For a law to be effective it must do more good than harm, but this law since its inception has done nothing to abate the rates of abuse and has led to a marked increase in youths misbehaving because the parents no longer have the confidence to discipline their kids even with others punishments.

It was often the sheer shock of an otherwise benevolent parent resorting to a smack , as much as the punishment itself, that made kids realise that their behavior was drastically out of line.

'Smacking' - I mean assault

Assaulting one's child, if used as a first resort, is a strategy based on parental failure. As a last resort, it is merely a more obvious example of parental failure.

Children generally learn from example. Assaulting one's child is a failure of personal discipline. So, all an assaulter is teaching their child is a lack of discipline.

Anti-smacking debate

I have to admit, non-violence as a rule does sound clean and easy, however it is not as easy as that in the real world. Even the highly venerated Nelson Mandela held to violence as a last resort when all other methods ceased to be effective.

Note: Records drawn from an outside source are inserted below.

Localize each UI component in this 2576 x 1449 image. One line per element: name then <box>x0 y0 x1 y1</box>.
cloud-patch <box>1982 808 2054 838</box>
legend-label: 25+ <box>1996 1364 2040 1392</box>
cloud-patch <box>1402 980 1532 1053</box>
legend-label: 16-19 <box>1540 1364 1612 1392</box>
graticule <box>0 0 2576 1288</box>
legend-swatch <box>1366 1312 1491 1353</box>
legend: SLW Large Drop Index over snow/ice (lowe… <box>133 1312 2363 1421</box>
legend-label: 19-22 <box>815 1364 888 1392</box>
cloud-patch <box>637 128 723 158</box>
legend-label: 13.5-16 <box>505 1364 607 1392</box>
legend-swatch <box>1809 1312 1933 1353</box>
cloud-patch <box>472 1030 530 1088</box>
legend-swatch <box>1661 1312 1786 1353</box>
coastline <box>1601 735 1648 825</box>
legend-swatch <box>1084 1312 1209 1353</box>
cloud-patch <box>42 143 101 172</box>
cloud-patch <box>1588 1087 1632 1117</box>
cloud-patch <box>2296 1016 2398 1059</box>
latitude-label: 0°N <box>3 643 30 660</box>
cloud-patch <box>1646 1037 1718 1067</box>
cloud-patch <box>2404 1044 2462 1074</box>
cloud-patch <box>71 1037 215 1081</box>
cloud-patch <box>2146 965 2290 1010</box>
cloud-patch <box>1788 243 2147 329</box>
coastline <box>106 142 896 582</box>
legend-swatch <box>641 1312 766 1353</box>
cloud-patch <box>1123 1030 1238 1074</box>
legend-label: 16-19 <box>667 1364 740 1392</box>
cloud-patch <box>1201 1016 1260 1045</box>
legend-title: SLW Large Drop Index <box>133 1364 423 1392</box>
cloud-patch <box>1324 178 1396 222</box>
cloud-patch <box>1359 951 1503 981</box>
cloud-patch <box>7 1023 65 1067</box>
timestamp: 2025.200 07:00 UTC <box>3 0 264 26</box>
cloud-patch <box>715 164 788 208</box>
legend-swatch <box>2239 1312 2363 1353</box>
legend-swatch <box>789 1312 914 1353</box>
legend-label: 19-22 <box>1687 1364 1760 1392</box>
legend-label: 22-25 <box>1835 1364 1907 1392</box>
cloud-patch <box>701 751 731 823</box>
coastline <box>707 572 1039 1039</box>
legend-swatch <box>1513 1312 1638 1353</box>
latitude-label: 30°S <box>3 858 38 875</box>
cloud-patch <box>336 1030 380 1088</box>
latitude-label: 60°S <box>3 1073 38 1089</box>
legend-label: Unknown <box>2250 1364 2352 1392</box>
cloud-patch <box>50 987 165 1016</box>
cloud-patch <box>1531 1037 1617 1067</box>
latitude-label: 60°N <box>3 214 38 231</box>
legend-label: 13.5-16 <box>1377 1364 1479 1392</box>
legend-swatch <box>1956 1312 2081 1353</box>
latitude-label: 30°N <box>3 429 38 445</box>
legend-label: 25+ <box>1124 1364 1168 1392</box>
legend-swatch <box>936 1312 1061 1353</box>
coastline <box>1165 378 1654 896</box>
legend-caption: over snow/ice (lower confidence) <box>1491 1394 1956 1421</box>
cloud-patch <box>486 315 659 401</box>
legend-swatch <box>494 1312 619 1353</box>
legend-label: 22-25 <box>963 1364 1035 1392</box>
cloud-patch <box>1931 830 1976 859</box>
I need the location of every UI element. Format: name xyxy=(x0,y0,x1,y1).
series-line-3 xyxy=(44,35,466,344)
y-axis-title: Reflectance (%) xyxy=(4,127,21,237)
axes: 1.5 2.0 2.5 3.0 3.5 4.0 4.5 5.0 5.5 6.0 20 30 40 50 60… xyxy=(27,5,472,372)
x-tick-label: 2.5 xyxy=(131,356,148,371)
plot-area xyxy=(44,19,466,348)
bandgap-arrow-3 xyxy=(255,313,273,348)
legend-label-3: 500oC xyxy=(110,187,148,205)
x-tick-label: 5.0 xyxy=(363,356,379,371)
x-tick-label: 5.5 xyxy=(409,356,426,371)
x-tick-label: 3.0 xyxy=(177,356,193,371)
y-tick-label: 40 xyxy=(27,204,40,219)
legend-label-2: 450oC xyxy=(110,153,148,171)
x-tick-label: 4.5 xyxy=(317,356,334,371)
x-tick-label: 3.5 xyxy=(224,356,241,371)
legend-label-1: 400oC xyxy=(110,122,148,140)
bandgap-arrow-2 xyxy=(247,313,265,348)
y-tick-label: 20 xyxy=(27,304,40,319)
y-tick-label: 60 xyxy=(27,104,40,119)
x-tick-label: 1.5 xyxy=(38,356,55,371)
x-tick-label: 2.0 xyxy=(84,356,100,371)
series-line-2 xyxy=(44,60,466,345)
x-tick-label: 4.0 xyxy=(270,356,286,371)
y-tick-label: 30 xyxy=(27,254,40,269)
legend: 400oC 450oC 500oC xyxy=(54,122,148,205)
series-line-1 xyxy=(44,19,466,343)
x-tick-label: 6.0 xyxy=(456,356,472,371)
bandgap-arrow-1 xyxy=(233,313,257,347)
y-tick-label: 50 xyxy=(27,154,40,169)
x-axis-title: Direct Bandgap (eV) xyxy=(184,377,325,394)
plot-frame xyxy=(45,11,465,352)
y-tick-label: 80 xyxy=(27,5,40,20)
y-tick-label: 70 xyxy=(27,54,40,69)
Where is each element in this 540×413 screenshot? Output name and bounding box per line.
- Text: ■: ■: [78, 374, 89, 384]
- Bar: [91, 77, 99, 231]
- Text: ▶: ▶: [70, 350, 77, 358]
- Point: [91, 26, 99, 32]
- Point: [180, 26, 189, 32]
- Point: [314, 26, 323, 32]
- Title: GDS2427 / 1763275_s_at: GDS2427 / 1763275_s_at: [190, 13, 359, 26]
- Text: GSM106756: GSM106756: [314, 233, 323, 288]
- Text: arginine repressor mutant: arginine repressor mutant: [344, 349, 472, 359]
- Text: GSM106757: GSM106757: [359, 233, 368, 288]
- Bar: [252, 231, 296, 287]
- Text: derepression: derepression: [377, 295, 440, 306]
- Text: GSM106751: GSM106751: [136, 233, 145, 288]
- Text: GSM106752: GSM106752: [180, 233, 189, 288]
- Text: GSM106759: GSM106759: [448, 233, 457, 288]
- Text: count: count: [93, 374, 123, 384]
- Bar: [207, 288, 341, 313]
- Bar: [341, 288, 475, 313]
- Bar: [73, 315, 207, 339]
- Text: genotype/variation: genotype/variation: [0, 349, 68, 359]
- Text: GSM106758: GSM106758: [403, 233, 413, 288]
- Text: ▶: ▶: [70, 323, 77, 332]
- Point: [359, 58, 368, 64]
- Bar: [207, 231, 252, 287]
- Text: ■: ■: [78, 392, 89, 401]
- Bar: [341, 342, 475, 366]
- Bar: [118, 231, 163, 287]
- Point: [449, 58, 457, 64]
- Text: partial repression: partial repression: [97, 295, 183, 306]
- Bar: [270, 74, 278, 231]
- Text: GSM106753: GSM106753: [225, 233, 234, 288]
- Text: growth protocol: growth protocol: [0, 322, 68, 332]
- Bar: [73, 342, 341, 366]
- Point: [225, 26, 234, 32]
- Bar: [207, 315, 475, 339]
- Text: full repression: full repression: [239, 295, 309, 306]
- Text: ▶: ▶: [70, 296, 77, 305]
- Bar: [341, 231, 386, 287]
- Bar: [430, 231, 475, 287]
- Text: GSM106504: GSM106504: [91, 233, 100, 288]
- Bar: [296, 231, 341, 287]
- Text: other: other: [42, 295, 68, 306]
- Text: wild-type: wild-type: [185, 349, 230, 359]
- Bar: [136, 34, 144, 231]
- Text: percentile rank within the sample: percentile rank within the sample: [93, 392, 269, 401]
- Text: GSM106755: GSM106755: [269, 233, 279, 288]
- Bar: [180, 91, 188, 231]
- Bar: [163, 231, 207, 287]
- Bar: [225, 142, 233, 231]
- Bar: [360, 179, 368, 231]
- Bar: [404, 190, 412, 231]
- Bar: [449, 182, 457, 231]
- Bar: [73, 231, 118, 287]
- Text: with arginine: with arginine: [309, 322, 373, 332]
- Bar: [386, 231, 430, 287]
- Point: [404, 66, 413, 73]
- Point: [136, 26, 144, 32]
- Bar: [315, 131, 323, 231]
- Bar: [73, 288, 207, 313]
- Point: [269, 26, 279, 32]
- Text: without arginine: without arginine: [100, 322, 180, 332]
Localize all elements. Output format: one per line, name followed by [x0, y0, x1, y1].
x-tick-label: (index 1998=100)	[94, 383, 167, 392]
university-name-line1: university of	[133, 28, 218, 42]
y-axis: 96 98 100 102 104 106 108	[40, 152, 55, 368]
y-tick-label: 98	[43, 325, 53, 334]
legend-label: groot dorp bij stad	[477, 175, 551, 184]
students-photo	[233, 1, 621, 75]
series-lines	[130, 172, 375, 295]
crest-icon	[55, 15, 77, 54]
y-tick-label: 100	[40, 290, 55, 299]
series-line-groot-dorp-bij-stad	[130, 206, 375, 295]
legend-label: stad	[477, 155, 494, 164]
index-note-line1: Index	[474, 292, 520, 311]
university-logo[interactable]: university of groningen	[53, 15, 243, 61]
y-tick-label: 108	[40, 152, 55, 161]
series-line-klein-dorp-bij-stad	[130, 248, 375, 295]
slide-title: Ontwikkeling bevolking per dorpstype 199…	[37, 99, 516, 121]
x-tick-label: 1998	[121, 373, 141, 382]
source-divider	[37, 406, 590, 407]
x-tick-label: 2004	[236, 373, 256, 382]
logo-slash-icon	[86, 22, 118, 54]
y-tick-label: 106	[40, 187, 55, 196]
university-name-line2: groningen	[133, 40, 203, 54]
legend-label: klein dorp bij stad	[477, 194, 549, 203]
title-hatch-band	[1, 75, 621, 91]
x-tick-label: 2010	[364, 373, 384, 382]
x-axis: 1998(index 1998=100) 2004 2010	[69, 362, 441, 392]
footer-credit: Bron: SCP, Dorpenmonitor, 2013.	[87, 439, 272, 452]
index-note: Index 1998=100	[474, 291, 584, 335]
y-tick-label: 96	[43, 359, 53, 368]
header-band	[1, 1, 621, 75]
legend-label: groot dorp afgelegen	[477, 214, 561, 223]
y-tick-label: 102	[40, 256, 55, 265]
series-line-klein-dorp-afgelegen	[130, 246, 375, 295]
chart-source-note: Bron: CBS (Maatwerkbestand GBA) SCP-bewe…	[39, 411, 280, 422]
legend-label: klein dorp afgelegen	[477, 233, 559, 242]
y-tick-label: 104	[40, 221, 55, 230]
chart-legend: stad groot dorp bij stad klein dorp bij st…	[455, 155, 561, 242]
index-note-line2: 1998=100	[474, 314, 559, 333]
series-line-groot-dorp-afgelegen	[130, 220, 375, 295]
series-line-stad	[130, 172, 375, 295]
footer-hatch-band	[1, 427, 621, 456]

Have you ever heard of "tough love"? Often when a child is hit, it is a last resort with the child himself in mind - the child's safety for instance - when a parent simply cannot be around (for a few minutes) to ensure that the child does not severely hurt himself or another child.

We should also bring back corporal punishment to schools and after-school programmes if the parents agree to it. I will be open and honest here: I have three boys who I have treated equally. One boy has been booted out of every after school programme he has been put in because he must be constantly monitored - something the after-school programmes were unable to cope with. And the goverment provides nothing to ease the pressure on us as parents. The goverment should now count the cost of the anti-smacking law, and provide the extra necessary support!

Repeal of anti-smacking law

I find it absolutely incredulous that the conservative party wants to repeal the anti-smacking law because:

a) 'child abuse rates had not gone down' and

b) the referendum initiated by the conservative faction was overwhemingly tossed out by New Zealanders

I realise that the conservatives are trying to bring ACT voters into their fold - but please take on a real issue and let's not be the cause of any more suffering to our children.